The Expansion Issue is also in the sidebar for your viewing pleasure, or you can download it here.
And I’ll be posting the full text of our ballot endorsements today, but suffice to say that you sould VOTE NO ON EVERYTHING, ESPECIALLY OSPIRG.
March 28th, 2011 by Lyzi Diamond
For those not in the know, ASUO elections started today. In about an hour and a half I’ll be putting online our ASUO Elections issue, with interviews, ballot endorsements (VOTE NO ON EVERYTHING) and other goodies.
My ASUO elections season started with opening today’s Ol’ Dirty and having two fliers fall out: a Ben & Katie flyer (red shirts, bright yellow flier) and a pro-OSPIRG flier (hot pink). I thought to myself, “Is the Emerald endorsing Ben & Katie?” I then thought better of myself.
It’s really just as well, though, as it was the only election-related item even remotely connected to the paper, save for a couple letters to the editor regarding ballot measures. That is to say that on the first day of ASUO elections, there is no article about ASUO elections.
Keep it classy, Emerald.
I haven’t yet been down to 13th and University, so I can’t attest to that craziness, but Emerald copy editor Thomas Kyle-Milward just informed me that four grievances have already been filed. Apparently Ben & Katie (red shirts) allegedly started campaigning two days early, calling people to ask them to vote. This is the pro-OSPIRG slate, so all communications from the PIRG are also likely from this campaign.
There are seven executive candidates:
Only two of them seem to be serious. And real casual, ballot measure #6 just says “Constitutional Amendment:”
I bet it’ll pass anyway. That’s how much people care about ASUO elections. Either way, we at the Commentator are excited, and extensive coverage will be provided by Mr. Rockne Andrew Roll and a cast of others.
Let the games begin.
March 11th, 2011 by Alex Tomchak Scott
Here was his reaction when I requested an interview for the upcoming ASUO elections issue. The “they” in question is the Commentator:
They supported the Pacifica Forum last year, so I can’t acknowledge them. They’re apologists for fascists … I will not partake in any interview with them.
There was a sentence where the ellipsis is, but my notebook didn’t catch it.
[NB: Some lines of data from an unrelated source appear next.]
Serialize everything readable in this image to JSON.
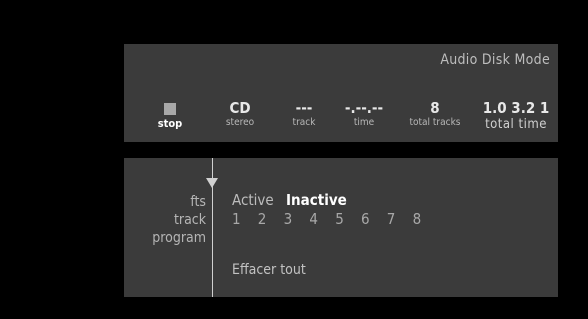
{
  "status": {
    "mode_title": "Audio Disk Mode",
    "stop": {
      "label": "stop"
    },
    "disc": {
      "value": "CD",
      "label": "stereo"
    },
    "track": {
      "value": "---",
      "label": "track"
    },
    "time": {
      "value": "-.--.--",
      "label": "time"
    },
    "total_tracks": {
      "value": "8",
      "label": "total tracks"
    },
    "total_time": {
      "value": "1.0 3.2 1",
      "label": "total time"
    }
  },
  "controls": {
    "labels": {
      "fts": "fts",
      "track": "track",
      "program": "program"
    },
    "fts_options": [
      "Active",
      "Inactive"
    ],
    "fts_selected": "Inactive",
    "tracks": [
      "1",
      "2",
      "3",
      "4",
      "5",
      "6",
      "7",
      "8"
    ],
    "clear_all": "Effacer tout"
  },
  "colors": {
    "background": "#000000",
    "panel": "#3b3b3b",
    "text_dim": "#b5b5b5",
    "text_bright": "#ffffff"
  },
  "icons": {
    "stop": "stop-square-icon",
    "pointer": "arrow-down-icon"
  }
}
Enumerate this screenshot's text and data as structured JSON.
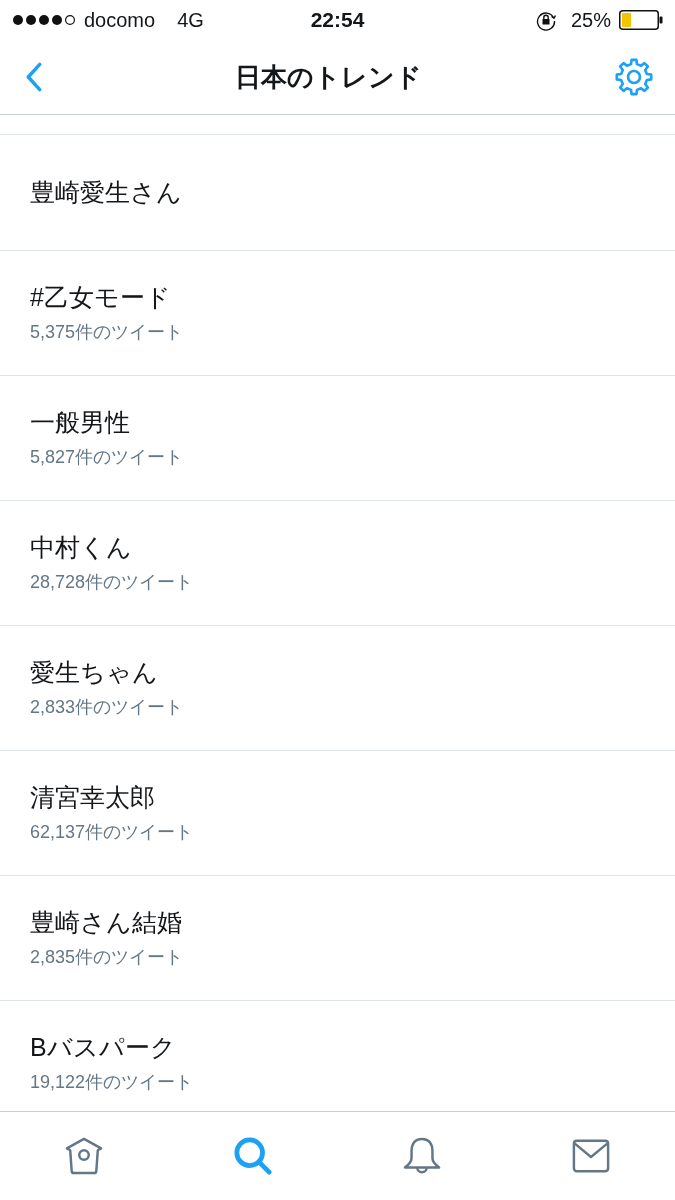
{
  "status_bar": {
    "carrier": "docomo",
    "network": "4G",
    "time": "22:54",
    "battery": "25%"
  },
  "nav_bar": {
    "title": "日本のトレンド"
  },
  "trends": [
    {
      "name": "豊崎愛生さん"
    },
    {
      "name": "#乙女モード",
      "count": "5,375件のツイート"
    },
    {
      "name": "一般男性",
      "count": "5,827件のツイート"
    },
    {
      "name": "中村くん",
      "count": "28,728件のツイート"
    },
    {
      "name": "愛生ちゃん",
      "count": "2,833件のツイート"
    },
    {
      "name": "清宮幸太郎",
      "count": "62,137件のツイート"
    },
    {
      "name": "豊崎さん結婚",
      "count": "2,835件のツイート"
    },
    {
      "name": "Bバスパーク",
      "count": "19,122件のツイート"
    }
  ],
  "tab_bar": {
    "tabs": [
      {
        "kind": "home",
        "selected": false
      },
      {
        "kind": "search",
        "selected": true
      },
      {
        "kind": "notifications",
        "selected": false
      },
      {
        "kind": "messages",
        "selected": false
      }
    ]
  }
}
Gillespie is running for ASUO president.
January 25th, 2011 by Lyzi Diamond
Probably recognizing they will be unable to receive a contract for the 2011-12 fiscal year, the Oregon Students Public Interest Research Group is on campus collecting signatures for a ballot measure to appear during the ASUO election during weeks one and two of spring term. The text of the ballot measure is as follows:
Should the ASUO fund the Oregon Student Public Interest Research Group (OSPIRG) at a level that allows OSPIRG to hire professional staff to advocate on behalf of students locally, statewide, and nationally in places like the State Legislature and Congress?
OSPIRG is a statewide, student-directed and funded organization that strives to fulfill the public service mission of the University by combining student activism and professional staff to do advocacy, organizing and research for the public interest on campus, statewide and nationally to lower healthcare costs, stop global warming, protect public health, make textbooks more affordable, and increase public transit. OSPIRG is controlled by an all-student Board of Directors.
A YES vote is a non-binding statement that the ASUO should fund OSPIRG at a level that allows OSPIRG to hire professional staff to advocate on behalf of students locally, statewide, and nationally in places like the State Legislature and Congress on issues such as those described above.
A NO vote is a non-binding statement that the ASUO should not fund an OSPIRG program, as described above.
First of all, this is the exact same ballot measure that was on the ballot last year. Word for word.